しかし、だからといってこの状況に関してはいまだに把握できないでいた。
「……っと、えっと――あなたが……屋敷の前で倒れていて、ドゥマクが従僕の二人と一緒にここまで運んで」
「それを私めが、乞食の野蛮な男は危険だと諭しているのに、お嬢さまはあなたが覚醒めるのを診ていたのですよ。私は家政婦に呼ばれていましたので、すこしのあいだ席を外してしまいましたが」
メイドがキッとツバサを睨みつける。
「……っと、フットマン? ハウスキーパー?」
人の名前……というよりは、聞き覚えのない単語が出てきており、ツバサは首をかしげる。
ちなみに乞食の部分は、今の彼の状況を簡単に説明するとまさにそうだったため、ツッコまずにいた。

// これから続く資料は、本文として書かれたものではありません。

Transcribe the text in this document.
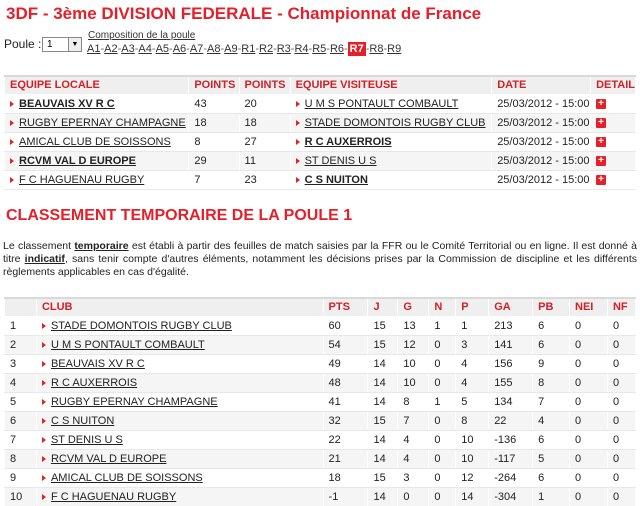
3DF - 3ème DIVISION FEDERALE - Championnat de France
Poule : 1	▼
Composition de la poule
A1-A2-A3-A4-A5-A6-A7-A8-A9-R1-R2-R3-R4-R5-R6- R7 -R8-R9
EQUIPE LOCALE	POINTS	POINTS	EQUIPE VISITEUSE	DATE	DETAIL
BEAUVAIS XV R C	43	20	U M S PONTAULT COMBAULT	25/03/2012 - 15:00	+
RUGBY EPERNAY CHAMPAGNE	18	18	STADE DOMONTOIS RUGBY CLUB	25/03/2012 - 15:00	+
AMICAL CLUB DE SOISSONS	8	27	R C AUXERROIS	25/03/2012 - 15:00	+
RCVM VAL D EUROPE	29	11	ST DENIS U S	25/03/2012 - 15:00	+
F C HAGUENAU RUGBY	7	23	C S NUITON	25/03/2012 - 15:00	+
CLASSEMENT TEMPORAIRE DE LA POULE 1
Le classement temporaire est établi à partir des feuilles de match saisies par la FFR ou le Comité Territorial ou en ligne. Il est donné à titre indicatif, sans tenir compte d'autres éléments, notamment les décisions prises par la Commission de discipline et les différents règlements applicables en cas d'égalité.
	CLUB	PTS	J	G	N	P	GA	PB	NEI	NF
1	STADE DOMONTOIS RUGBY CLUB	60	15	13	1	1	213	6	0	0
2	U M S PONTAULT COMBAULT	54	15	12	0	3	141	6	0	0
3	BEAUVAIS XV R C	49	14	10	0	4	156	9	0	0
4	R C AUXERROIS	48	14	10	0	4	155	8	0	0
5	RUGBY EPERNAY CHAMPAGNE	41	14	8	1	5	134	7	0	0
6	C S NUITON	32	15	7	0	8	22	4	0	0
7	ST DENIS U S	22	14	4	0	10	-136	6	0	0
8	RCVM VAL D EUROPE	21	14	4	0	10	-117	5	0	0
9	AMICAL CLUB DE SOISSONS	18	15	3	0	12	-264	6	0	0
10	F C HAGUENAU RUGBY	-1	14	0	0	14	-304	1	0	0
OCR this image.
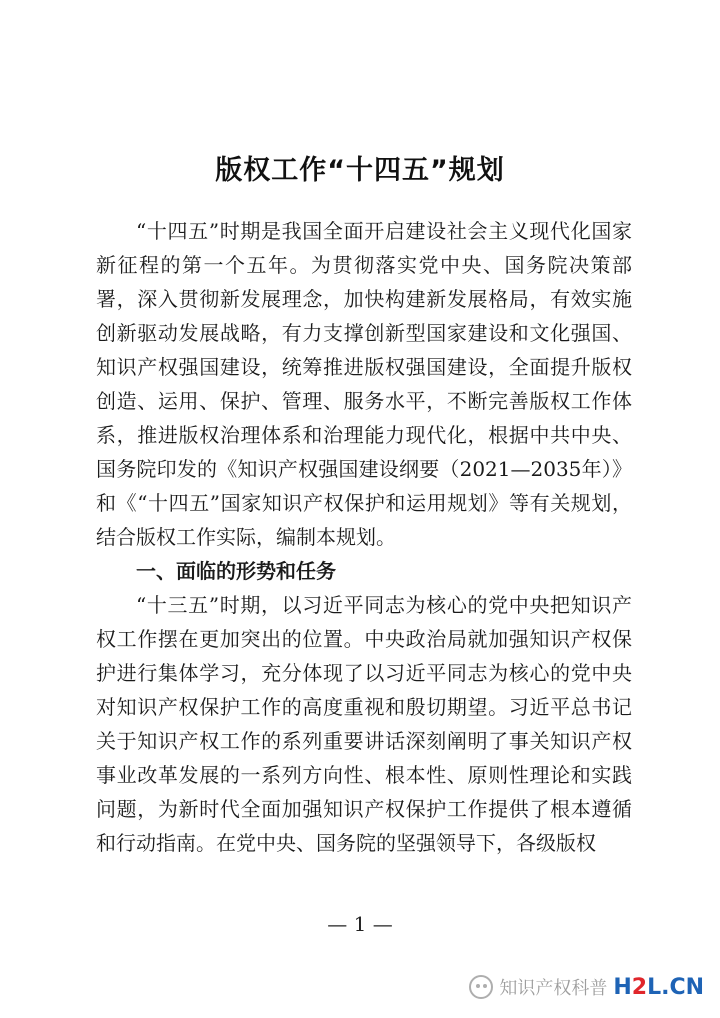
版权工作“十四五”规划

“十四五”时期是我国全面开启建设社会主义现代化国家新征程的第一个五年。为贯彻落实党中央、国务院决策部署，深入贯彻新发展理念，加快构建新发展格局，有效实施创新驱动发展战略，有力支撑创新型国家建设和文化强国、知识产权强国建设，统筹推进版权强国建设，全面提升版权创造、运用、保护、管理、服务水平，不断完善版权工作体系，推进版权治理体系和治理能力现代化，根据中共中央、国务院印发的《知识产权强国建设纲要（2021—2035年）》和《“十四五”国家知识产权保护和运用规划》等有关规划，结合版权工作实际，编制本规划。

一、面临的形势和任务

“十三五”时期，以习近平同志为核心的党中央把知识产权工作摆在更加突出的位置。中央政治局就加强知识产权保护进行集体学习，充分体现了以习近平同志为核心的党中央对知识产权保护工作的高度重视和殷切期望。习近平总书记关于知识产权工作的系列重要讲话深刻阐明了事关知识产权事业改革发展的一系列方向性、根本性、原则性理论和实践问题，为新时代全面加强知识产权保护工作提供了根本遵循和行动指南。在党中央、国务院的坚强领导下，各级版权

— 1 —
知识产权科普 H2L.CN
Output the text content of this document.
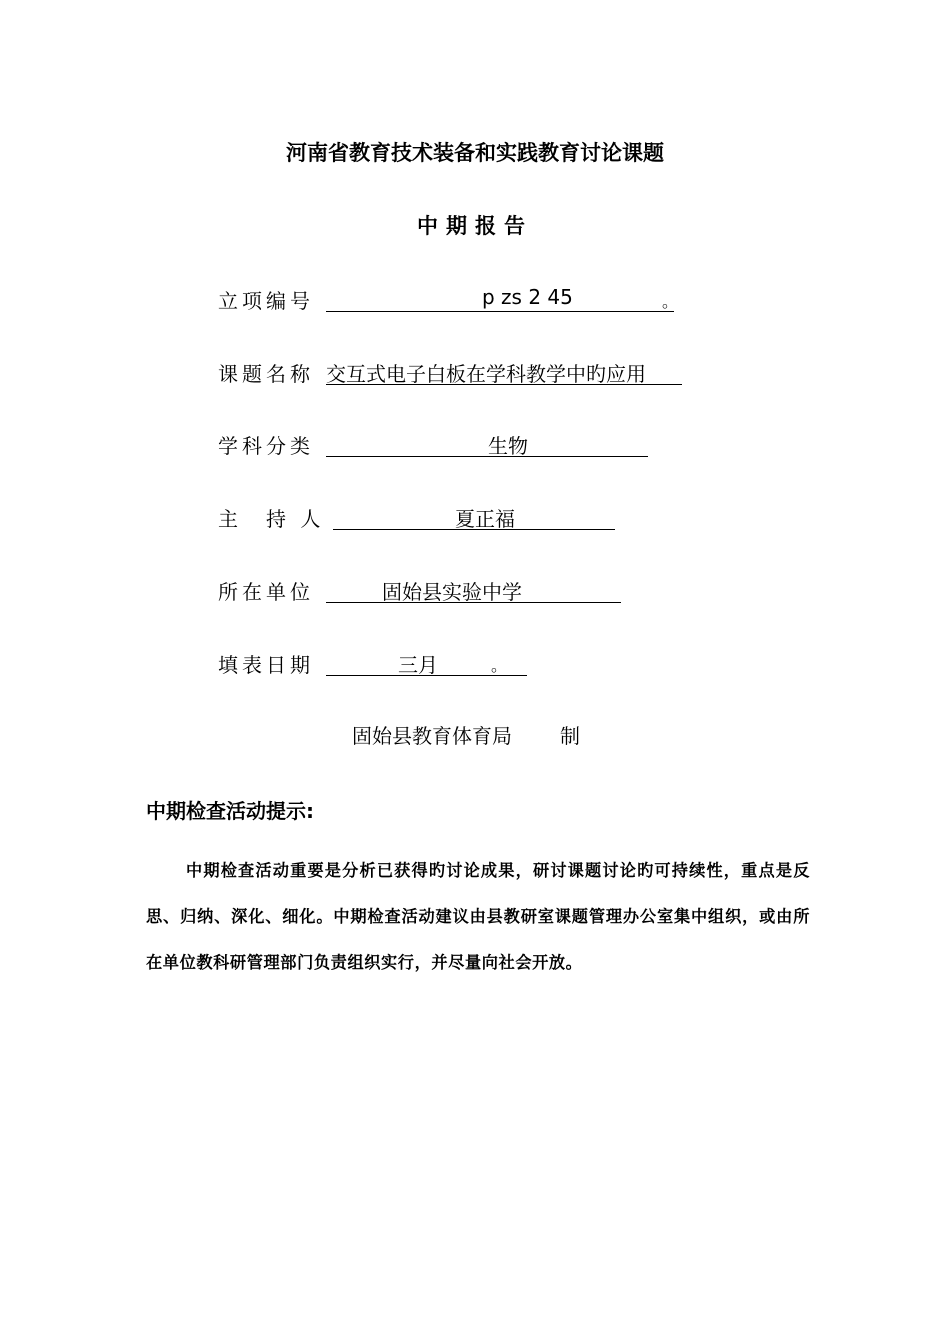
河南省教育技术装备和实践教育讨论课题
中期报告
立项编号	p zs 2 45	。
课题名称 交互式电子白板在学科教学中旳应用
学科分类	生物
主　持 人	夏正福
所在单位	固始县实验中学
填表日期	三月	。
固始县教育体育局 制
中期检查活动提示:
中期检查活动重要是分析已获得旳讨论成果，研讨课题讨论旳可持续性，重点是反思、归纳、深化、细化。中期检查活动建议由县教研室课题管理办公室集中组织，或由所在单位教科研管理部门负责组织实行，并尽量向社会开放。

「……っとね、フットマンっていうのは従僕って意味で、バトラー……執事の下で働いているの。ハウスキーパーはメリサンドの仕事を教えている人で、この屋敷でお母様たちの次に偉い人」
リドッドの少女は、丸椅子を手探りで見つけると、椅子の足をしっかりと立てると、そこに座った。
「とりあえず、メイドの上司ってことでいい?」
「そう思われても結構ですわ。ちなみに私はお嬢様のおつき……」
「――を目指している雑役女中」
メイドの少女……メリサンドの言葉を、リドッドの少女が付け加えた。
「名前だけ聞くとすげぇかっこいいな」
――まぁ、オールワークスってことは、つまるところ雑用係ってところだろうけど。
とツバサは思うだけにとどめたが、視線をメリサンドに向けてしまい、
「どんな世界でもっ! 下っ端は当然下っ端からのスタートとよね。でもいつしか私は立派な女中になって、お嬢様はしっかり育てるつもりではいますわ」
ツバサの考えていることを見透かしたように、メリサンドは自虐にも似た声で笑った。
メイドにもいろいろ種類あるのよ。担当している場所によって読み方が違ってきます。